Most boots claim to be waterproof and most hikers think that’s a good thing. But waterproof boots won’t keep your feet dry. It’s as simple as that.

  1. Your feet will be wet with sweat because they can’t breathe.
  2. Waterproof boots only provide short-term protection from rain. When it rains, water will run down your legs and into your boots.
  3. Even the highest quality waterproof boots will develop tiny holes over time that slowly let water in during prolonged rain.
  4. Waterproof treatments are not permanent and will need to be refreshed after a while.

Gaiters and rain pants (women’s here) can help delay swamping your boots, but if it rains for long enough, it’s inevitable that your feet will eventually get wet. And when boots get wet, they get heavy. Very heavy. They also take forever to dry out. So don’t get sucked into the “waterproof” hype.

Wet feet

4. Ankle Support Is A Myth

Okay, maybe myth isn’t the right word. But ankle support isn’t all it’s cracked up to be. Ankle support is primarily a phrase that sells boots.

We all have it baked into our minds that boots provide ankle support, and that’s what’s going to keep us from getting injured – which, by the way, is among the top fears of wilderness travelers. But there isn’t actually much evidence to back that up.

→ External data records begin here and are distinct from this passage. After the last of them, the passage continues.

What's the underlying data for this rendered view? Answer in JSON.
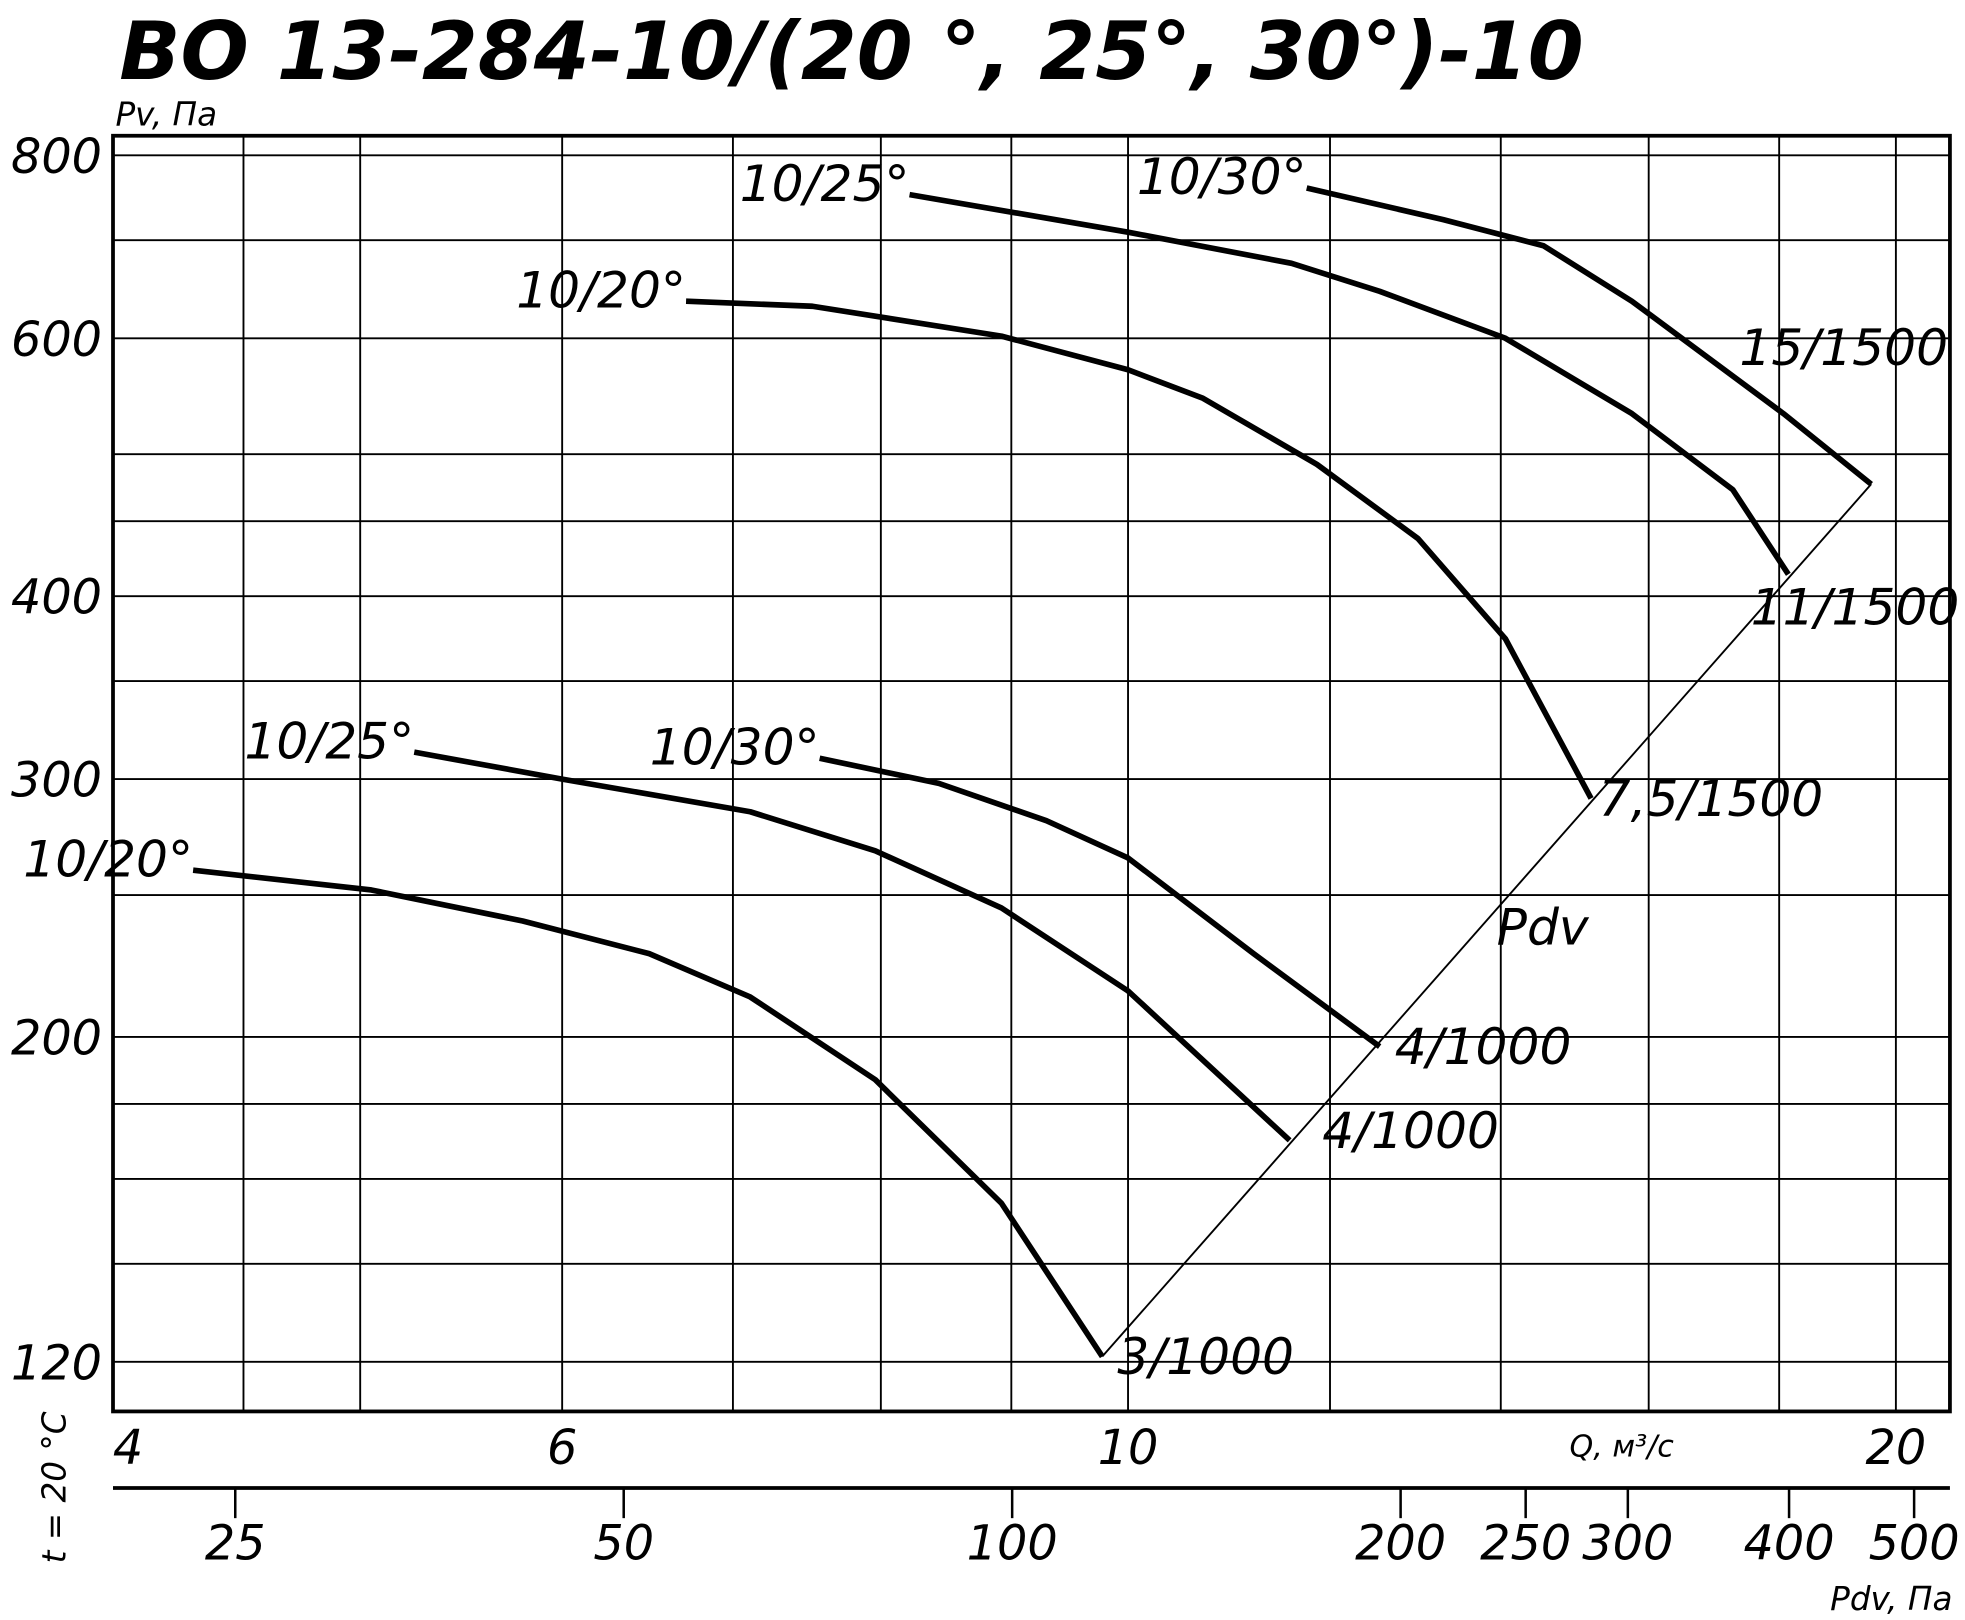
{
  "chart_data": {
    "type": "line",
    "title": "ВО 13-284-10/(20 °, 25°, 30°)-10",
    "ylabel": "Pv, Па",
    "xlabel": "Q, м³/с",
    "note": "t = 20 °C",
    "xlog": true,
    "ylog": true,
    "grid": true,
    "xlim": [
      4,
      21
    ],
    "ylim": [
      111,
      825
    ],
    "xticks": [
      4,
      6,
      10,
      20
    ],
    "xgrid_minor": [
      4.5,
      5,
      7,
      8,
      9,
      12,
      14,
      16,
      18
    ],
    "yticks": [
      120,
      200,
      300,
      400,
      600,
      800
    ],
    "ygrid_minor": [
      140,
      160,
      180,
      250,
      350,
      450,
      500,
      700
    ],
    "pdv_axis": {
      "label": "Pdv, Па",
      "lim": [
        20.1,
        533
      ],
      "ticks": [
        25,
        50,
        100,
        200,
        250,
        300,
        400,
        500
      ]
    },
    "series": [
      {
        "name": "10/20°",
        "end_label": "7,5/1500",
        "color": "#000000",
        "x": [
          6.71,
          7.52,
          8.92,
          10,
          10.7,
          11.86,
          12.99,
          14.06,
          15.19
        ],
        "values": [
          636,
          631,
          602,
          571,
          546,
          492,
          438,
          374,
          291
        ]
      },
      {
        "name": "10/25°",
        "end_label": "11/1500",
        "color": "#000000",
        "x": [
          8.21,
          10,
          11.59,
          12.55,
          14.06,
          15.76,
          17.26,
          18.15
        ],
        "values": [
          752,
          709,
          675,
          646,
          600,
          533,
          473,
          414
        ]
      },
      {
        "name": "10/30°",
        "end_label": "15/1500",
        "color": "#000000",
        "x": [
          11.75,
          13.29,
          14.55,
          15.76,
          18.07,
          19.56
        ],
        "values": [
          760,
          723,
          694,
          636,
          533,
          477
        ]
      },
      {
        "name": "10/20°",
        "end_label": "3/1000",
        "color": "#000000",
        "x": [
          4.3,
          5.05,
          5.79,
          6.49,
          7.11,
          7.96,
          8.92,
          9.77
        ],
        "values": [
          260,
          252,
          240,
          228,
          213,
          187,
          154,
          121
        ]
      },
      {
        "name": "10/25°",
        "end_label": "4/1000",
        "color": "#000000",
        "x": [
          5.25,
          6.0,
          7.11,
          7.96,
          8.92,
          10,
          11.57
        ],
        "values": [
          313,
          300,
          285,
          268,
          245,
          215,
          170
        ]
      },
      {
        "name": "10/30°",
        "end_label": "4/1000",
        "color": "#000000",
        "x": [
          7.57,
          8.43,
          9.29,
          10,
          11.2,
          12.55
        ],
        "values": [
          310,
          298,
          281,
          265,
          228,
          197
        ]
      }
    ],
    "pdv_line": {
      "name": "Pdv",
      "color": "#000000",
      "x": [
        9.77,
        19.56
      ],
      "values": [
        121,
        477
      ]
    }
  }
}
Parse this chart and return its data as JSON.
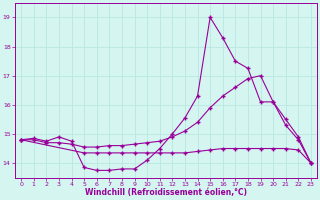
{
  "xlabel": "Windchill (Refroidissement éolien,°C)",
  "xlim": [
    -0.5,
    23.5
  ],
  "ylim": [
    13.5,
    19.5
  ],
  "yticks": [
    14,
    15,
    16,
    17,
    18,
    19
  ],
  "xticks": [
    0,
    1,
    2,
    3,
    4,
    5,
    6,
    7,
    8,
    9,
    10,
    11,
    12,
    13,
    14,
    15,
    16,
    17,
    18,
    19,
    20,
    21,
    22,
    23
  ],
  "bg_color": "#d4f5f0",
  "line_color": "#990099",
  "grid_color": "#b8e8e0",
  "line1": {
    "x": [
      0,
      1,
      2,
      3,
      4,
      5,
      6,
      7,
      8,
      9,
      10,
      11,
      12,
      13,
      14,
      15,
      16,
      17,
      18,
      19,
      20,
      21,
      22,
      23
    ],
    "y": [
      14.8,
      14.85,
      14.75,
      14.9,
      14.75,
      13.85,
      13.75,
      13.75,
      13.8,
      13.8,
      14.1,
      14.5,
      15.0,
      15.55,
      16.3,
      19.0,
      18.3,
      17.5,
      17.25,
      16.1,
      16.1,
      15.3,
      14.8,
      14.0
    ]
  },
  "line2": {
    "x": [
      0,
      1,
      2,
      3,
      4,
      5,
      6,
      7,
      8,
      9,
      10,
      11,
      12,
      13,
      14,
      15,
      16,
      17,
      18,
      19,
      20,
      21,
      22,
      23
    ],
    "y": [
      14.8,
      14.8,
      14.7,
      14.7,
      14.65,
      14.55,
      14.55,
      14.6,
      14.6,
      14.65,
      14.7,
      14.75,
      14.9,
      15.1,
      15.4,
      15.9,
      16.3,
      16.6,
      16.9,
      17.0,
      16.1,
      15.5,
      14.9,
      14.0
    ]
  },
  "line3": {
    "x": [
      0,
      5,
      6,
      7,
      8,
      9,
      10,
      11,
      12,
      13,
      14,
      15,
      16,
      17,
      18,
      19,
      20,
      21,
      22,
      23
    ],
    "y": [
      14.8,
      14.35,
      14.35,
      14.35,
      14.35,
      14.35,
      14.35,
      14.35,
      14.35,
      14.35,
      14.4,
      14.45,
      14.5,
      14.5,
      14.5,
      14.5,
      14.5,
      14.5,
      14.45,
      14.0
    ]
  }
}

Most research says that if you want to prevent ankle injuries, you should focus on strengthening and stretching your ankles. If you’re a healthy, active person without nagging ankle issues, you don’t really need any extra ankle support while hiking.

Furthermore, boots will tire your legs quicker and make your footwork clumsier. Both of which will put you at much greater risk of other injuries.

True story: I was recently contacted by a new boot company claiming to make boots with better ankle support. They proudly stated, “out of XXX boots sold, we’ve only had 9 customers report ankle injuries!” Moral of the story: even special new ankle support boots can’t prevent injuries.

5. Boots Are Demanding

Boots are expensive, they take a long time to break in, and they need to be maintained to keep their form. That’s a whole lot of hassle for a tool that’s going to tear up your feet and waste your energy.

Wouldn’t a light, cost-effective alternative that you can wear straight out of the box be better? I sure think so.

Don’t get me wrong. I own a fantastic pair of boots (check out our lists of the best men’s and women’s hiking boots to see our top picks) that have lasted for many years. I use them for snowy winter hikes and they’re an excellent tool. I just don’t wear boots on my 3-season backpacking trips anymore, and I don’t think I ever will again.